Judging from the familiar faces on the set last month, she knows a lot of people, too. They included the respected British character actor Eddie Marsan, who plays Ray’s brother, Terry, a retired pugilist fluttering with early onset Parkinson’s. The bespectacled gentleman peering closely at one of the camera monitors was the Oscar-nominated screenwriter Ron Nyswaner (“Philadelphia”), a writer and co-executive producer on “Ray Donovan.” Even the actor being hauled across the grimy floor of the boxing club has a pedigree: He’s the actor and playwright Michael Cristofer, who won a Pulitzer Prize for his play, “The Shadow Box.”
As for the star of the series, Schreiber’s brutish intensity has served him well on Broadway (he won a Tony for “Glengarry Glen Ross”), in indie films and as third leads in big-budget Hollywood movies like “Salt” and “X-Men Origins: Wolverine.” Starring on a television series was never part of the plan, he said, until he read the pilot script for “Ray Donovan” and then met with the persuasive Biderman.
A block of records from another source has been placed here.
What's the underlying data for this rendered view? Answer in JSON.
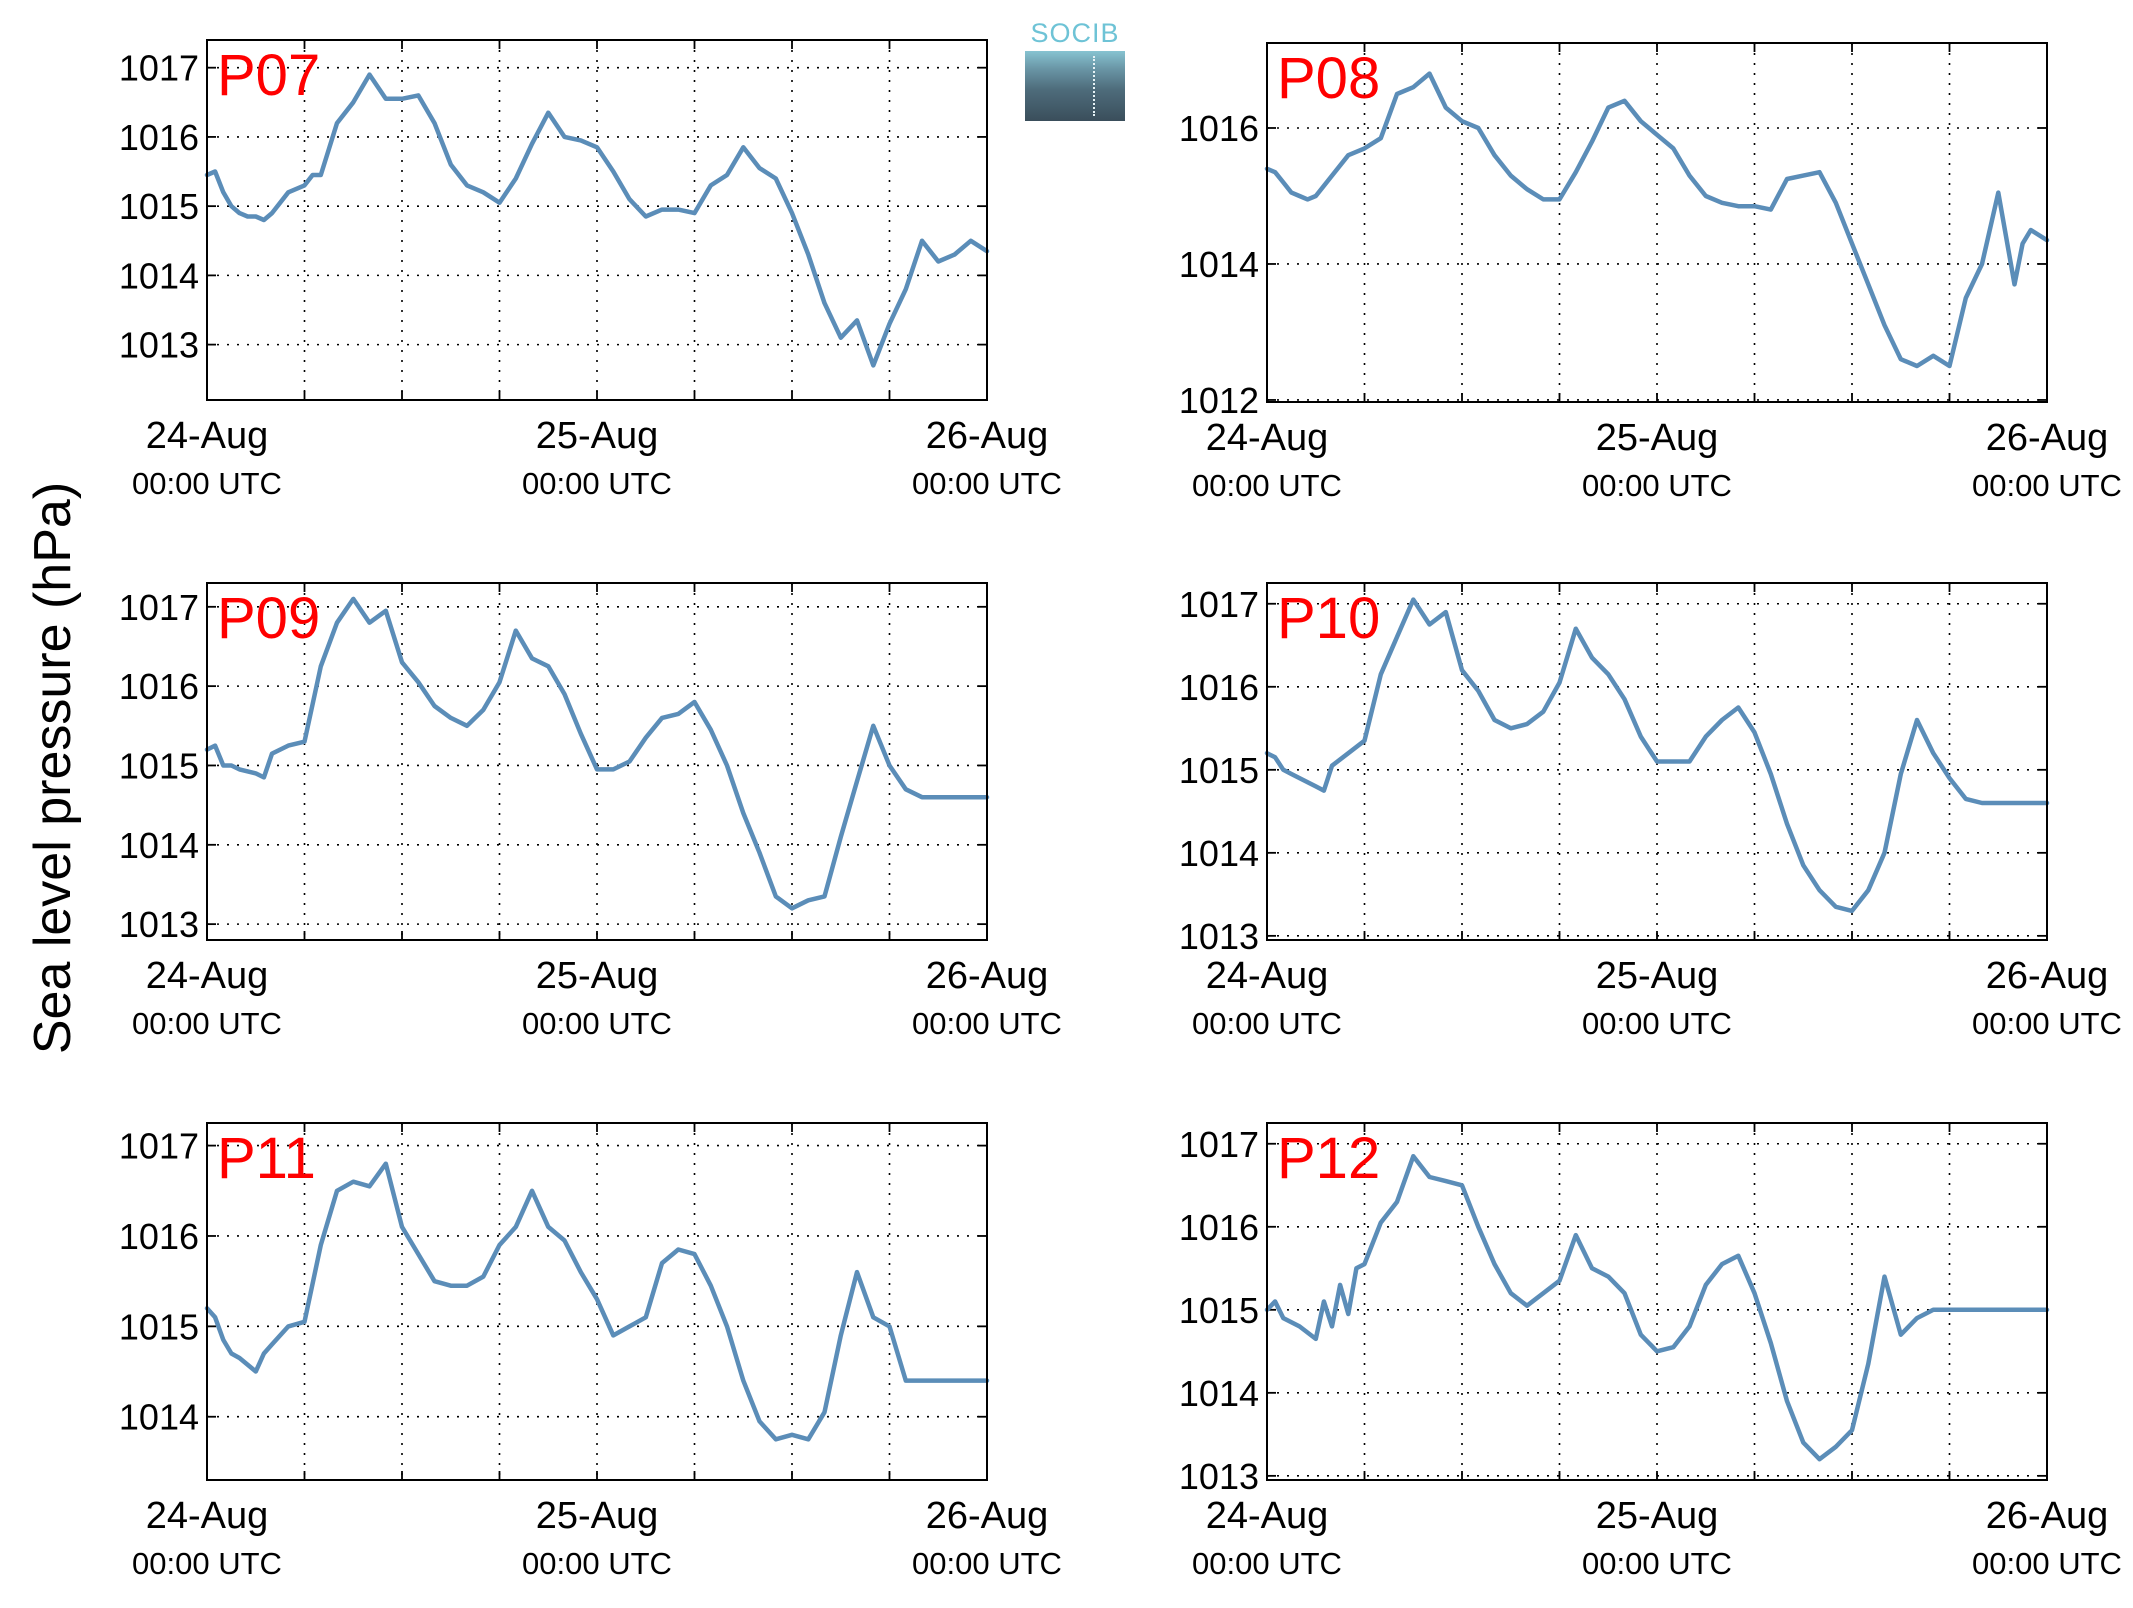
{
  "figure": {
    "ylabel": "Sea level pressure (hPa)",
    "line_color": "#5b8db8",
    "panel_label_color": "#ff0000",
    "logo_text": "SOCIB"
  },
  "chart_data": [
    {
      "type": "line",
      "panel_label": "P07",
      "ylim": [
        1012.2,
        1017.4
      ],
      "yticks": [
        1013,
        1014,
        1015,
        1016,
        1017
      ],
      "xlim": [
        0,
        48
      ],
      "xtick_labels": [
        {
          "x": 0,
          "day": "24-Aug",
          "time": "00:00 UTC"
        },
        {
          "x": 24,
          "day": "25-Aug",
          "time": "00:00 UTC"
        },
        {
          "x": 48,
          "day": "26-Aug",
          "time": "00:00 UTC"
        }
      ],
      "grid": true,
      "x_hours": [
        0,
        0.5,
        1,
        1.5,
        2,
        2.5,
        3,
        3.5,
        4,
        5,
        6,
        6.5,
        7,
        8,
        9,
        10,
        11,
        12,
        13,
        14,
        15,
        16,
        17,
        18,
        19,
        20,
        21,
        22,
        23,
        24,
        25,
        26,
        27,
        28,
        29,
        30,
        31,
        32,
        33,
        34,
        35,
        36,
        37,
        38,
        39,
        40,
        41,
        42,
        43,
        44,
        45,
        46,
        47,
        48
      ],
      "values": [
        1015.45,
        1015.5,
        1015.2,
        1015.0,
        1014.9,
        1014.85,
        1014.85,
        1014.8,
        1014.9,
        1015.2,
        1015.3,
        1015.45,
        1015.45,
        1016.2,
        1016.5,
        1016.9,
        1016.55,
        1016.55,
        1016.6,
        1016.2,
        1015.6,
        1015.3,
        1015.2,
        1015.05,
        1015.4,
        1015.9,
        1016.35,
        1016.0,
        1015.95,
        1015.85,
        1015.5,
        1015.1,
        1014.85,
        1014.95,
        1014.95,
        1014.9,
        1015.3,
        1015.45,
        1015.85,
        1015.55,
        1015.4,
        1014.9,
        1014.3,
        1013.6,
        1013.1,
        1013.35,
        1012.7,
        1013.3,
        1013.8,
        1014.5,
        1014.2,
        1014.3,
        1014.5,
        1014.35
      ]
    },
    {
      "type": "line",
      "panel_label": "P08",
      "ylim": [
        1011.97,
        1017.25
      ],
      "yticks": [
        1012,
        1014,
        1016
      ],
      "xlim": [
        0,
        48
      ],
      "xtick_labels": [
        {
          "x": 0,
          "day": "24-Aug",
          "time": "00:00 UTC"
        },
        {
          "x": 24,
          "day": "25-Aug",
          "time": "00:00 UTC"
        },
        {
          "x": 48,
          "day": "26-Aug",
          "time": "00:00 UTC"
        }
      ],
      "grid": true,
      "x_hours": [
        0,
        0.5,
        1,
        1.5,
        2,
        2.5,
        3,
        4,
        5,
        6,
        7,
        8,
        9,
        10,
        11,
        12,
        13,
        14,
        15,
        16,
        17,
        18,
        19,
        20,
        21,
        22,
        23,
        24,
        25,
        26,
        27,
        28,
        29,
        30,
        31,
        32,
        33,
        34,
        35,
        36,
        37,
        38,
        39,
        40,
        41,
        42,
        43,
        44,
        45,
        46,
        46.5,
        47,
        48
      ],
      "values": [
        1015.4,
        1015.35,
        1015.2,
        1015.05,
        1015.0,
        1014.95,
        1015.0,
        1015.3,
        1015.6,
        1015.7,
        1015.85,
        1016.5,
        1016.6,
        1016.8,
        1016.3,
        1016.1,
        1016.0,
        1015.6,
        1015.3,
        1015.1,
        1014.95,
        1014.95,
        1015.35,
        1015.8,
        1016.3,
        1016.4,
        1016.1,
        1015.9,
        1015.7,
        1015.3,
        1015.0,
        1014.9,
        1014.85,
        1014.85,
        1014.8,
        1015.25,
        1015.3,
        1015.35,
        1014.9,
        1014.3,
        1013.7,
        1013.1,
        1012.6,
        1012.5,
        1012.65,
        1012.5,
        1013.5,
        1014.0,
        1015.05,
        1013.7,
        1014.3,
        1014.5,
        1014.35
      ]
    },
    {
      "type": "line",
      "panel_label": "P09",
      "ylim": [
        1012.8,
        1017.3
      ],
      "yticks": [
        1013,
        1014,
        1015,
        1016,
        1017
      ],
      "xlim": [
        0,
        48
      ],
      "xtick_labels": [
        {
          "x": 0,
          "day": "24-Aug",
          "time": "00:00 UTC"
        },
        {
          "x": 24,
          "day": "25-Aug",
          "time": "00:00 UTC"
        },
        {
          "x": 48,
          "day": "26-Aug",
          "time": "00:00 UTC"
        }
      ],
      "grid": true,
      "x_hours": [
        0,
        0.5,
        1,
        1.5,
        2,
        3,
        3.5,
        4,
        5,
        6,
        7,
        8,
        9,
        10,
        11,
        12,
        13,
        14,
        15,
        16,
        17,
        18,
        19,
        20,
        21,
        22,
        23,
        24,
        25,
        26,
        27,
        28,
        29,
        30,
        31,
        32,
        33,
        34,
        35,
        36,
        37,
        38,
        39,
        40,
        41,
        42,
        43,
        44,
        45,
        46,
        47,
        48
      ],
      "values": [
        1015.2,
        1015.25,
        1015.0,
        1015.0,
        1014.95,
        1014.9,
        1014.85,
        1015.15,
        1015.25,
        1015.3,
        1016.25,
        1016.8,
        1017.1,
        1016.8,
        1016.95,
        1016.3,
        1016.05,
        1015.75,
        1015.6,
        1015.5,
        1015.7,
        1016.05,
        1016.7,
        1016.35,
        1016.25,
        1015.9,
        1015.4,
        1014.95,
        1014.95,
        1015.05,
        1015.35,
        1015.6,
        1015.65,
        1015.8,
        1015.45,
        1015.0,
        1014.4,
        1013.9,
        1013.35,
        1013.2,
        1013.3,
        1013.35,
        1014.1,
        1014.8,
        1015.5,
        1015.0,
        1014.7,
        1014.6,
        1014.6,
        1014.6,
        1014.6,
        1014.6
      ]
    },
    {
      "type": "line",
      "panel_label": "P10",
      "ylim": [
        1012.95,
        1017.25
      ],
      "yticks": [
        1013,
        1014,
        1015,
        1016,
        1017
      ],
      "xlim": [
        0,
        48
      ],
      "xtick_labels": [
        {
          "x": 0,
          "day": "24-Aug",
          "time": "00:00 UTC"
        },
        {
          "x": 24,
          "day": "25-Aug",
          "time": "00:00 UTC"
        },
        {
          "x": 48,
          "day": "26-Aug",
          "time": "00:00 UTC"
        }
      ],
      "grid": true,
      "x_hours": [
        0,
        0.5,
        1,
        1.5,
        2,
        3,
        3.5,
        4,
        5,
        6,
        7,
        8,
        9,
        10,
        11,
        12,
        13,
        14,
        15,
        16,
        17,
        18,
        19,
        20,
        21,
        22,
        23,
        24,
        25,
        26,
        27,
        28,
        29,
        30,
        31,
        32,
        33,
        34,
        35,
        36,
        37,
        38,
        39,
        40,
        41,
        42,
        43,
        44,
        45,
        46,
        47,
        47.5,
        48
      ],
      "values": [
        1015.2,
        1015.15,
        1015.0,
        1014.95,
        1014.9,
        1014.8,
        1014.75,
        1015.05,
        1015.2,
        1015.35,
        1016.15,
        1016.6,
        1017.05,
        1016.75,
        1016.9,
        1016.2,
        1015.95,
        1015.6,
        1015.5,
        1015.55,
        1015.7,
        1016.05,
        1016.7,
        1016.35,
        1016.15,
        1015.85,
        1015.4,
        1015.1,
        1015.1,
        1015.1,
        1015.4,
        1015.6,
        1015.75,
        1015.45,
        1014.95,
        1014.35,
        1013.85,
        1013.55,
        1013.35,
        1013.3,
        1013.55,
        1014.0,
        1014.95,
        1015.6,
        1015.2,
        1014.9,
        1014.65,
        1014.6,
        1014.6,
        1014.6,
        1014.6,
        1014.6,
        1014.6
      ]
    },
    {
      "type": "line",
      "panel_label": "P11",
      "ylim": [
        1013.3,
        1017.25
      ],
      "yticks": [
        1014,
        1015,
        1016,
        1017
      ],
      "xlim": [
        0,
        48
      ],
      "xtick_labels": [
        {
          "x": 0,
          "day": "24-Aug",
          "time": "00:00 UTC"
        },
        {
          "x": 24,
          "day": "25-Aug",
          "time": "00:00 UTC"
        },
        {
          "x": 48,
          "day": "26-Aug",
          "time": "00:00 UTC"
        }
      ],
      "grid": true,
      "x_hours": [
        0,
        0.5,
        1,
        1.5,
        2,
        3,
        3.5,
        4,
        5,
        6,
        7,
        8,
        9,
        10,
        11,
        12,
        13,
        14,
        15,
        16,
        17,
        18,
        19,
        20,
        21,
        22,
        23,
        24,
        25,
        26,
        27,
        28,
        29,
        30,
        31,
        32,
        33,
        34,
        35,
        36,
        37,
        38,
        39,
        40,
        41,
        42,
        43,
        44,
        45,
        46,
        47,
        48
      ],
      "values": [
        1015.2,
        1015.1,
        1014.85,
        1014.7,
        1014.65,
        1014.5,
        1014.7,
        1014.8,
        1015.0,
        1015.05,
        1015.9,
        1016.5,
        1016.6,
        1016.55,
        1016.8,
        1016.1,
        1015.8,
        1015.5,
        1015.45,
        1015.45,
        1015.55,
        1015.9,
        1016.1,
        1016.5,
        1016.1,
        1015.95,
        1015.6,
        1015.3,
        1014.9,
        1015.0,
        1015.1,
        1015.7,
        1015.85,
        1015.8,
        1015.45,
        1015.0,
        1014.4,
        1013.95,
        1013.75,
        1013.8,
        1013.75,
        1014.05,
        1014.9,
        1015.6,
        1015.1,
        1015.0,
        1014.4,
        1014.4,
        1014.4,
        1014.4,
        1014.4,
        1014.4
      ]
    },
    {
      "type": "line",
      "panel_label": "P12",
      "ylim": [
        1012.95,
        1017.25
      ],
      "yticks": [
        1013,
        1014,
        1015,
        1016,
        1017
      ],
      "xlim": [
        0,
        48
      ],
      "xtick_labels": [
        {
          "x": 0,
          "day": "24-Aug",
          "time": "00:00 UTC"
        },
        {
          "x": 24,
          "day": "25-Aug",
          "time": "00:00 UTC"
        },
        {
          "x": 48,
          "day": "26-Aug",
          "time": "00:00 UTC"
        }
      ],
      "grid": true,
      "x_hours": [
        0,
        0.5,
        1,
        1.5,
        2,
        3,
        3.5,
        4,
        4.5,
        5,
        5.5,
        6,
        7,
        8,
        9,
        10,
        11,
        12,
        13,
        14,
        15,
        16,
        17,
        18,
        19,
        20,
        21,
        22,
        23,
        24,
        25,
        26,
        27,
        28,
        29,
        30,
        31,
        32,
        33,
        34,
        35,
        36,
        37,
        38,
        39,
        40,
        41,
        42,
        43,
        44,
        45,
        46,
        47,
        48
      ],
      "values": [
        1015.0,
        1015.1,
        1014.9,
        1014.85,
        1014.8,
        1014.65,
        1015.1,
        1014.8,
        1015.3,
        1014.95,
        1015.5,
        1015.55,
        1016.05,
        1016.3,
        1016.85,
        1016.6,
        1016.55,
        1016.5,
        1016.0,
        1015.55,
        1015.2,
        1015.05,
        1015.2,
        1015.35,
        1015.9,
        1015.5,
        1015.4,
        1015.2,
        1014.7,
        1014.5,
        1014.55,
        1014.8,
        1015.3,
        1015.55,
        1015.65,
        1015.2,
        1014.6,
        1013.9,
        1013.4,
        1013.2,
        1013.35,
        1013.55,
        1014.35,
        1015.4,
        1014.7,
        1014.9,
        1015.0,
        1015.0,
        1015.0,
        1015.0,
        1015.0,
        1015.0,
        1015.0,
        1015.0
      ]
    }
  ]
}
“There’s something about the male subconscious that she gets really well,” Schreiber explained. “Every other group in the world has kind of progressed psychologically, spiritually and politically. The average man is still playing off a 19th century sense of honor, duty and that hunter-gatherer thing. And Ann gets that. She gets how displaced a lot of men feel, and the psychology of violence and sexuality and that we are desperate for an upgrade.”
Asked why she’s so good at writing about emotionally complicated men, Biderman said, “Other kids watched ‘Gigi,’ and I watched ‘The Detective.’” (It’s a 1968 Frank Sinatra movie.)
But maybe she’s also seen more than her fair share of such men. She was born in Miami, but when she was 8 her businessman father and free-spirit mother divorced and she moved with her mother to Manhattan and the legendary Chelsea Hotel. “Wildly bohemian,” is how Biderman described her mother, Peggy Biderman, who introduced her daughter to the world of film and avant-garde theater and a life swirling with musicians, artists and gifted wordsmiths like her mother’s longtime lover, the Beat poet Gregory Corso, whom she refers to as her “spiritual stepfather.”
Stability, financial or otherwise, was in short supply, however. When money was tight, they’d return to Miami. “We’d move into these little mafia hotels,” she said. “Lots of rough men, who worked on boats, lived there.”
After attending the University of Southern California’s film school, Biderman analyzed mountains of screenplays as a reader at United Artists in the mid-1970s and inadvertently got a crash course in story structure. Though she’d distinguish herself as the screenwriter of “Primal Fear,” “Public Enemies,” and “Copycat,” her first crack at television should have told her something: In the mid-’90s a brief stint at “NYPD Blue” won her an Emmy for best writing in a drama.
It was back in 2008 that Biderman was hired to create a series about police in Los Angeles. She devoted more than a half a year to riding along with a police gang unit. On her first night, the detectives left her alone with the body of a murder victim. “He was so young and had this huge tattoo across his chest that said ‘MARIA’S CHILD,’” Biderman said. That searing image made its way into the “Southland” pilot, which aired the next year.